L.A. Superheroes Lifts Its Ideas From Better Movies

One moment in the film L.A. Superheroes pierces through the hoary concept, cliché-addled script, and weak ensemble acting. It's when aging, failed model-actress Helena (film producer and screenwriter Yelena Popovic) snaps at a friend who blames her for her lack of Hollywood success.

"I worked," she says angrily. "I worked like a dog and it just didn't happen for me." Nothing else in Superheroes, allegedly "based on a true story," carries that spark of truth — or any reason to care about the people onscreen. When Helena, in America on an expired work visa, buys a fake birth certificate, she's snagged by government agents who entice her to turn snitch on her supplier.

Neither her bitchy agent nor her loser boyfriend is of any use after Helena goes turncoat — and fears being offed by the mob.

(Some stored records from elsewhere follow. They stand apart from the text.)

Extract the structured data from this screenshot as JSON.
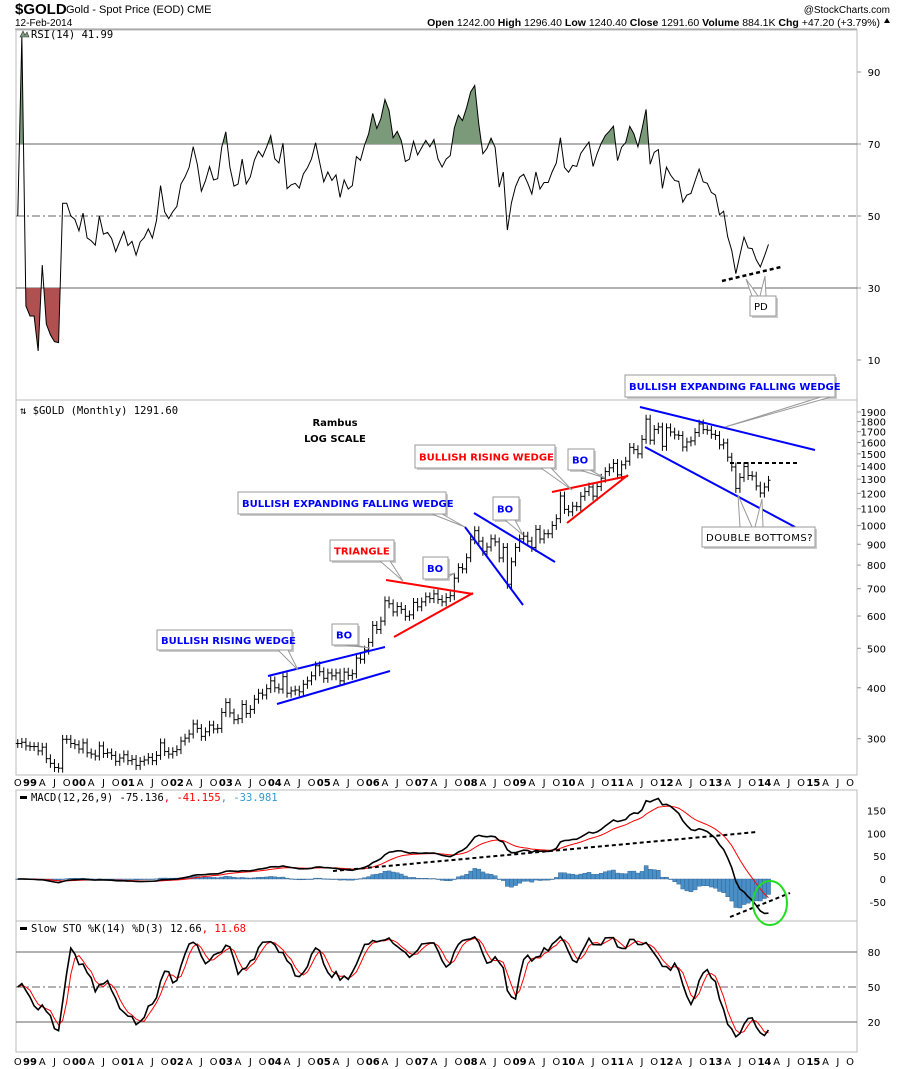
{
  "header": {
    "symbol": "$GOLD",
    "name": "Gold - Spot Price (EOD) CME",
    "copyright": "@StockCharts.com",
    "date": "12-Feb-2014",
    "open_label": "Open",
    "open": "1242.00",
    "high_label": "High",
    "high": "1296.40",
    "low_label": "Low",
    "low": "1240.40",
    "close_label": "Close",
    "close": "1291.60",
    "volume_label": "Volume",
    "volume": "884.1K",
    "chg_label": "Chg",
    "chg": "+47.20 (+3.79%)"
  },
  "colors": {
    "up_fill": "#7a9a7a",
    "down_fill": "#b05050",
    "macd": "#000000",
    "signal": "#ff0000",
    "histogram": "#4a90c8",
    "annotation_blue": "#0000ff",
    "annotation_red": "#ff0000",
    "circle": "#22dd22"
  },
  "chart_data": [
    {
      "type": "line",
      "panel": "rsi",
      "legend": "RSI(14) 41.99",
      "indicator": "RSI(14)",
      "last_value": 41.99,
      "y_ticks": [
        "90",
        "70",
        "50",
        "30",
        "10"
      ],
      "ylim": [
        0,
        100
      ],
      "reference_lines": [
        70,
        50,
        30
      ],
      "annotations": {
        "pd": "PD"
      }
    },
    {
      "type": "bar",
      "panel": "price",
      "legend": "$GOLD (Monthly) 1291.60",
      "scale": "log",
      "start_month": "Oct 1998",
      "end_month": "Feb 2014",
      "closes": [
        292,
        294,
        288,
        287,
        287,
        280,
        286,
        268,
        261,
        255,
        254,
        299,
        299,
        292,
        290,
        283,
        293,
        277,
        275,
        272,
        288,
        276,
        277,
        273,
        264,
        269,
        274,
        265,
        267,
        258,
        264,
        266,
        270,
        265,
        273,
        293,
        279,
        275,
        279,
        282,
        296,
        301,
        308,
        326,
        318,
        304,
        312,
        324,
        317,
        318,
        348,
        368,
        347,
        334,
        336,
        364,
        346,
        354,
        375,
        388,
        384,
        398,
        416,
        400,
        397,
        426,
        388,
        393,
        395,
        391,
        408,
        416,
        428,
        453,
        438,
        422,
        435,
        428,
        435,
        416,
        437,
        429,
        433,
        473,
        470,
        495,
        517,
        569,
        556,
        583,
        654,
        643,
        614,
        633,
        623,
        599,
        604,
        648,
        632,
        650,
        669,
        662,
        680,
        659,
        650,
        666,
        673,
        743,
        789,
        783,
        834,
        923,
        972,
        916,
        865,
        886,
        928,
        912,
        833,
        884,
        718,
        815,
        884,
        928,
        942,
        916,
        884,
        979,
        927,
        955,
        955,
        1001,
        1040,
        1182,
        1096,
        1081,
        1116,
        1113,
        1180,
        1212,
        1244,
        1181,
        1247,
        1307,
        1357,
        1386,
        1421,
        1332,
        1410,
        1439,
        1556,
        1536,
        1500,
        1628,
        1825,
        1620,
        1722,
        1746,
        1565,
        1738,
        1697,
        1669,
        1664,
        1559,
        1604,
        1614,
        1692,
        1776,
        1720,
        1714,
        1675,
        1664,
        1578,
        1595,
        1472,
        1393,
        1234,
        1313,
        1396,
        1327,
        1323,
        1251,
        1202,
        1244,
        1292
      ],
      "y_ticks": [
        "1900",
        "1800",
        "1700",
        "1600",
        "1500",
        "1400",
        "1300",
        "1200",
        "1100",
        "1000",
        "900",
        "800",
        "700",
        "600",
        "500",
        "400",
        "300"
      ],
      "annotations": {
        "author": "Rambus",
        "scale_note": "LOG SCALE",
        "rising_wedge_1": "BULLISH RISING WEDGE",
        "bo_1": "BO",
        "triangle": "TRIANGLE",
        "bo_2": "BO",
        "expanding_wedge_1": "BULLISH EXPANDING FALLING WEDGE",
        "bo_3": "BO",
        "rising_wedge_2": "BULLISH RISING WEDGE",
        "bo_4": "BO",
        "expanding_wedge_2": "BULLISH EXPANDING FALLING WEDGE",
        "double_bottoms": "DOUBLE BOTTOMS?"
      }
    },
    {
      "type": "line",
      "panel": "macd",
      "indicator": "MACD(12,26,9)",
      "values_text": {
        "macd": "-75.136",
        "signal": "-41.155",
        "histogram": "-33.981"
      },
      "y_ticks": [
        "150",
        "100",
        "50",
        "0",
        "-50"
      ]
    },
    {
      "type": "line",
      "panel": "stochastic",
      "indicator": "Slow STO %K(14) %D(3)",
      "values_text": {
        "k": "12.66",
        "d": "11.68"
      },
      "y_ticks": [
        "80",
        "50",
        "20"
      ],
      "reference_lines": [
        80,
        50,
        20
      ]
    }
  ],
  "x_axis": {
    "tick_labels": [
      "O",
      "99",
      "A",
      "J",
      "O",
      "00",
      "A",
      "J",
      "O",
      "01",
      "A",
      "J",
      "O",
      "02",
      "A",
      "J",
      "O",
      "03",
      "A",
      "J",
      "O",
      "04",
      "A",
      "J",
      "O",
      "05",
      "A",
      "J",
      "O",
      "06",
      "A",
      "J",
      "O",
      "07",
      "A",
      "J",
      "O",
      "08",
      "A",
      "J",
      "O",
      "09",
      "A",
      "J",
      "O",
      "10",
      "A",
      "J",
      "O",
      "11",
      "A",
      "J",
      "O",
      "12",
      "A",
      "J",
      "O",
      "13",
      "A",
      "J",
      "O",
      "14",
      "A",
      "J",
      "O",
      "15",
      "A",
      "J",
      "O"
    ]
  }
}
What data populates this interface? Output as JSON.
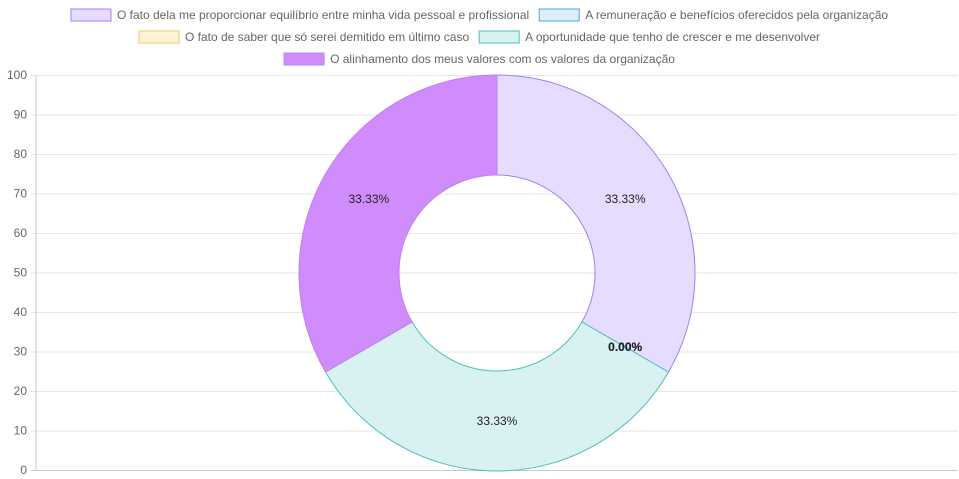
{
  "chart_data": {
    "type": "doughnut",
    "legend_position": "top",
    "grid": true,
    "ylim": [
      0,
      100
    ],
    "y_ticks": [
      "0",
      "10",
      "20",
      "30",
      "40",
      "50",
      "60",
      "70",
      "80",
      "90",
      "100"
    ],
    "slices": [
      {
        "label": "O fato dela me proporcionar equilíbrio entre minha vida pessoal e profissional",
        "value": 1,
        "percent_label": "33.33%",
        "fill": "#e6dcff",
        "stroke": "#a27ff0"
      },
      {
        "label": "A remuneração e benefícios oferecidos pela organização",
        "value": 0,
        "percent_label": "0.00%",
        "fill": "#dbeefa",
        "stroke": "#4fa3d9"
      },
      {
        "label": "O fato de saber que só serei demitido em último caso",
        "value": 0,
        "percent_label": "0.00%",
        "fill": "#fff4d6",
        "stroke": "#f0c36a"
      },
      {
        "label": "A oportunidade que tenho de crescer e me desenvolver",
        "value": 1,
        "percent_label": "33.33%",
        "fill": "#d8f1f1",
        "stroke": "#4fbfbf"
      },
      {
        "label": "O alinhamento dos meus valores com os valores da organização",
        "value": 1,
        "percent_label": "33.33%",
        "fill": "#d18cfb",
        "stroke": "#c07ff0"
      }
    ]
  }
}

Only a flop actor-musician from her drama class (a cringe-inducing character who spouts hackneyed insights about the superficiality of L.A. and its beautiful women) sticks by her as her life unravels.

The viewer might forgive much — cheap sets, bad sound, and even third-rate acting — if the film had mined the layered tenuousness of life as an undocumented immigrant, failed actor, and aging woman in an unforgiving city.

Instead, it's a movie by people who lifted almost all their ideas from much better movies, and lean too heavily on "based on a true story" to pave over their film's weaknesses.